From http://www.governingpeople.com/Home/: Social media and local government culture:
One of the new slides in this deck asks the question “Should local gov be like Apple or Google?”.
When I road tested this question on Twitter, I got a range of responses, some being quite clear cut, others wondering what the hell I was on about. One was particularly clever.
Here’s what I meant.
Apple are closed, switched off from the conversations about them. They keep their customers at a distance and go to remarkable lengths to prevent users from giving them ideas. As far as Apple are concerned, they know all the answers.
Apple’s products are also damn expensive. They charge as much as the market can bear – and sometimes more. So how come they are so popular?
It comes down to the user experience.

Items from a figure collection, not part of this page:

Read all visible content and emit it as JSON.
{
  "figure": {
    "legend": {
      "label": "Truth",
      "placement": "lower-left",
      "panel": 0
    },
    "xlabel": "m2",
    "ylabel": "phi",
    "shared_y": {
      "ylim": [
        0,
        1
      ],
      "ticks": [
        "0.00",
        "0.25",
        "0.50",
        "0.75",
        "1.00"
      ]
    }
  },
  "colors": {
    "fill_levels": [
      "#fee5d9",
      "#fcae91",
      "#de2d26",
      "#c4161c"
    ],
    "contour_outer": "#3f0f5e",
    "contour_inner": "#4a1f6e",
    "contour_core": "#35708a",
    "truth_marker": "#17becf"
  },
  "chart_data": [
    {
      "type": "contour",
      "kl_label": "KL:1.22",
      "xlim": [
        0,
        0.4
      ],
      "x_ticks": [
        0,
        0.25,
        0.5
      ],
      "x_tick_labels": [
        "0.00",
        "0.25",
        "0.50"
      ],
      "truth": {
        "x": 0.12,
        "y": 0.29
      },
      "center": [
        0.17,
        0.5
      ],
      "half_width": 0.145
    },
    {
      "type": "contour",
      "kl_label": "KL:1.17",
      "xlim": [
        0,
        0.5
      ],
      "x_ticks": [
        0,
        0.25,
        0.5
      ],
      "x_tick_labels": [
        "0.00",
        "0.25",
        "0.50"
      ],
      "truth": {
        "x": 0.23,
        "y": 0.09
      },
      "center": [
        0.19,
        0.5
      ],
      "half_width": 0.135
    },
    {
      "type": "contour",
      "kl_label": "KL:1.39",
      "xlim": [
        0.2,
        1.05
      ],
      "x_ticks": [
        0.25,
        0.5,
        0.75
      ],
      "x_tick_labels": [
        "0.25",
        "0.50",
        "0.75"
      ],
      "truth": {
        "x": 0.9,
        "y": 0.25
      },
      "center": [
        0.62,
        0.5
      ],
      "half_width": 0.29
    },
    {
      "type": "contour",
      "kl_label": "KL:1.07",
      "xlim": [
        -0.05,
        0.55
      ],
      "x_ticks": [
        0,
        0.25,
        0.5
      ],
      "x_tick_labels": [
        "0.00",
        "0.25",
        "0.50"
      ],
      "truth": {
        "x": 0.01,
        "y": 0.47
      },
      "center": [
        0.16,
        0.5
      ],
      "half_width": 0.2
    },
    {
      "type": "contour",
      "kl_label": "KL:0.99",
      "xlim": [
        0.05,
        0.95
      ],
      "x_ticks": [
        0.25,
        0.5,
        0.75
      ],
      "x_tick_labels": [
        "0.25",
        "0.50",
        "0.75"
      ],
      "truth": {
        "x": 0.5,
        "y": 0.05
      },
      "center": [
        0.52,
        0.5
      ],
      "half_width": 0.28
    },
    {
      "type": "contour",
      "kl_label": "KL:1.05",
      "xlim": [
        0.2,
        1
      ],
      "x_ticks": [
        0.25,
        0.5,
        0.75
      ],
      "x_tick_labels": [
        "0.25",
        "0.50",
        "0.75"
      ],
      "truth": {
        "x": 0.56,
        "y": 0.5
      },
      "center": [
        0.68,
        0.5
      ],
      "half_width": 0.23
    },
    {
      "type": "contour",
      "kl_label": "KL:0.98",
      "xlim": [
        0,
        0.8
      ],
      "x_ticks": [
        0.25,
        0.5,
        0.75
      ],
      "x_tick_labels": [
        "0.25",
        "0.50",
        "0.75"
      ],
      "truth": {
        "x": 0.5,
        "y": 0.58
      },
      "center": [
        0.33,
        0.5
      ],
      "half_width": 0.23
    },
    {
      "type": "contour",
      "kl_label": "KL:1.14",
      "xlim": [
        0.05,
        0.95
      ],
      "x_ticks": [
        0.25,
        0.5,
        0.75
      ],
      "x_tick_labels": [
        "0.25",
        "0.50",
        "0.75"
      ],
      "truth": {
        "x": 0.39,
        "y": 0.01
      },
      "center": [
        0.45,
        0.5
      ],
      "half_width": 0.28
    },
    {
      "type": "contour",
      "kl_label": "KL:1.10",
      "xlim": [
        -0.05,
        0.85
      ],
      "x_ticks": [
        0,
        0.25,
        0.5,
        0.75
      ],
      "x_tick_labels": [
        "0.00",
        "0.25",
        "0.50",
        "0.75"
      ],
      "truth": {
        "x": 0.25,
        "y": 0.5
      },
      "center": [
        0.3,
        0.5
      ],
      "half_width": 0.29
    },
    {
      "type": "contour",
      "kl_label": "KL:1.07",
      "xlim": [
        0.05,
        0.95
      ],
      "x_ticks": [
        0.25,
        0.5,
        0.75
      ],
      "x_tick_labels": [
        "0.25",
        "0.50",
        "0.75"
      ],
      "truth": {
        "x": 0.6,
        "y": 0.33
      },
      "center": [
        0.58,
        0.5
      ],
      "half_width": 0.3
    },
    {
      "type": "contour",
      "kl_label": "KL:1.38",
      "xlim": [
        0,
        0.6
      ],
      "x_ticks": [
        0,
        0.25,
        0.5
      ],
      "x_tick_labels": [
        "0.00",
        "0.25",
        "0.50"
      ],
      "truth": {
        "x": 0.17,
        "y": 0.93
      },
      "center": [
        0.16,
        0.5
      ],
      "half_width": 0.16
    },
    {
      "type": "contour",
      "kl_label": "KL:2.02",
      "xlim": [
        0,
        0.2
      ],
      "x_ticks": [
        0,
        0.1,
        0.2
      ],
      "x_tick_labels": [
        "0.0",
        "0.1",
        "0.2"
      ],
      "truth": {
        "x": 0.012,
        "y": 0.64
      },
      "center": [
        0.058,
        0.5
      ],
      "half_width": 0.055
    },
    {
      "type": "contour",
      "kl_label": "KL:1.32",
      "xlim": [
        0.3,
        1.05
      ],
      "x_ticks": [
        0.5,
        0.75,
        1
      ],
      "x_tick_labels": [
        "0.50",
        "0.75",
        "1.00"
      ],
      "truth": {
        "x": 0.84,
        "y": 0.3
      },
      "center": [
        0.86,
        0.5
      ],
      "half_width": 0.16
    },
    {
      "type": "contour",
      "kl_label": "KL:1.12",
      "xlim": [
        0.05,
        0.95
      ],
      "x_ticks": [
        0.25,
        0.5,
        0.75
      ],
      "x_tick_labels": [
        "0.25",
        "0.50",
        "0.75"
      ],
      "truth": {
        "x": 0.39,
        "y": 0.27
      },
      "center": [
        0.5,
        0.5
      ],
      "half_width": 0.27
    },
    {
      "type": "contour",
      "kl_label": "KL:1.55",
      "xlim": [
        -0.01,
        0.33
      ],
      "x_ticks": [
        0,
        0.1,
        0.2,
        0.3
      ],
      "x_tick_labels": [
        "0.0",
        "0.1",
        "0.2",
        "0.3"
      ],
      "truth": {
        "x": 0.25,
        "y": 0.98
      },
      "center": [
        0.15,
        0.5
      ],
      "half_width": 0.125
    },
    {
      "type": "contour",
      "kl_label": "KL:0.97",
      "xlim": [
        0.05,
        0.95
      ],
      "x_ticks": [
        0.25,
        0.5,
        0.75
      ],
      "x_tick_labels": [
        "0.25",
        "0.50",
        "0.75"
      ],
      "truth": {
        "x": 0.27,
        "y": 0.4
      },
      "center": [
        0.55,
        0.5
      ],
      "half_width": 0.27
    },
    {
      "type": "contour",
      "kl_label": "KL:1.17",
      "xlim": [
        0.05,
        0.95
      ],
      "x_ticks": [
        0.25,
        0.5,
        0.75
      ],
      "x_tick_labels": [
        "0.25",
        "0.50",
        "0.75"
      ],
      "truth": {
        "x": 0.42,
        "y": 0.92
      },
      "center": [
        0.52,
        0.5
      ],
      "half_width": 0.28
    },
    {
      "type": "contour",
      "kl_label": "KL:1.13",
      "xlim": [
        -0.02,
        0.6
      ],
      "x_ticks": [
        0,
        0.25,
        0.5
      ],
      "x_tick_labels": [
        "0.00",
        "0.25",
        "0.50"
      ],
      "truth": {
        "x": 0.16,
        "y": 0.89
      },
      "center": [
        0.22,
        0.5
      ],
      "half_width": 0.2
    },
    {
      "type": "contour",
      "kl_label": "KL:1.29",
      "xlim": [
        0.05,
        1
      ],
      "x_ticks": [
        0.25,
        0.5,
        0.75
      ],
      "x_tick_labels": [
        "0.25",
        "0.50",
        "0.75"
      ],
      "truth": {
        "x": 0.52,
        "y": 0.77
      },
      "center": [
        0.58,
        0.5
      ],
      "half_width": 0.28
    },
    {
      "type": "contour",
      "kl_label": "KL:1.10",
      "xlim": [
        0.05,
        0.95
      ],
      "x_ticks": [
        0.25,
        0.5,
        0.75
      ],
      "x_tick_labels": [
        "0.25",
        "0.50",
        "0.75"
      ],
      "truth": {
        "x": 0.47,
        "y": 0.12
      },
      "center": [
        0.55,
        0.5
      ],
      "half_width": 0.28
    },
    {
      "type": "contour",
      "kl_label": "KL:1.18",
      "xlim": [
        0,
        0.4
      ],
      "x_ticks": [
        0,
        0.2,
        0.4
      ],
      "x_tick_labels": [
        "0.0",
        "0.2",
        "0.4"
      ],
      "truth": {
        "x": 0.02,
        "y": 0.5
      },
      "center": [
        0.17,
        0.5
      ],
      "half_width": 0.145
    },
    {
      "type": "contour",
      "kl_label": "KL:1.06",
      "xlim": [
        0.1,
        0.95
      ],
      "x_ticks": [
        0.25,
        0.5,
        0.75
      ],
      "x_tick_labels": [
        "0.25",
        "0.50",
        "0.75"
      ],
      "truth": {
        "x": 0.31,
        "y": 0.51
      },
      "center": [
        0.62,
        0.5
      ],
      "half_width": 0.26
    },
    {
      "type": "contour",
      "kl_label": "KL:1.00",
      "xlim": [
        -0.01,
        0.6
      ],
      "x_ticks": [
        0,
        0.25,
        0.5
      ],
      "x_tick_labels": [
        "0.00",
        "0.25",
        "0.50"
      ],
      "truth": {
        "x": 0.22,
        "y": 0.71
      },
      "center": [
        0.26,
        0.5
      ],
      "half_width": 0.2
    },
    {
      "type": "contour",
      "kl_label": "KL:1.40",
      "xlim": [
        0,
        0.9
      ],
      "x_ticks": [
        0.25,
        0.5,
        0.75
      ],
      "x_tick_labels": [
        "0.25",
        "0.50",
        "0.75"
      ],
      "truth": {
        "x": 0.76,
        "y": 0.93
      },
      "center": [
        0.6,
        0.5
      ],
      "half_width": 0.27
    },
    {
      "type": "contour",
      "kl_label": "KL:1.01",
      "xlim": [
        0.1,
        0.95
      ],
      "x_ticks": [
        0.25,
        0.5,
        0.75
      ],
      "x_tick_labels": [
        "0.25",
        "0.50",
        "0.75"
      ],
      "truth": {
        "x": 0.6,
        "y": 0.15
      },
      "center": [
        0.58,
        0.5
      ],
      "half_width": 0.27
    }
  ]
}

It’s so awesome, that people like me will put up with all sorted of crap to be able to keep using it. So, an organisation can still succeed, even if it is closed in its culture, if the product is good enough. I think it would be difficult to argue that any level of government’s user experience is up to the same level as Apple’s right now…
Google, on the other hand, take a far more open culture. They have loads of blogs, just about one for every service they operate. They have forums for users to help one another, and to get help from support. An awful lot of Google’s technology is open source, and they run platforms for others to host and share their code, as well.
Google’s pricing model is different to Apple’s, too. Instead of charging as much as the market can bear, Google charges as little as it can bear, as Jeff Jarvis explains in What Would Google Do? Google wants as many people to use its products as possible, because that makes them work better, so they make them free, or as close to free as they can. Google is more a platform, or a network, than just a company that sells stuff.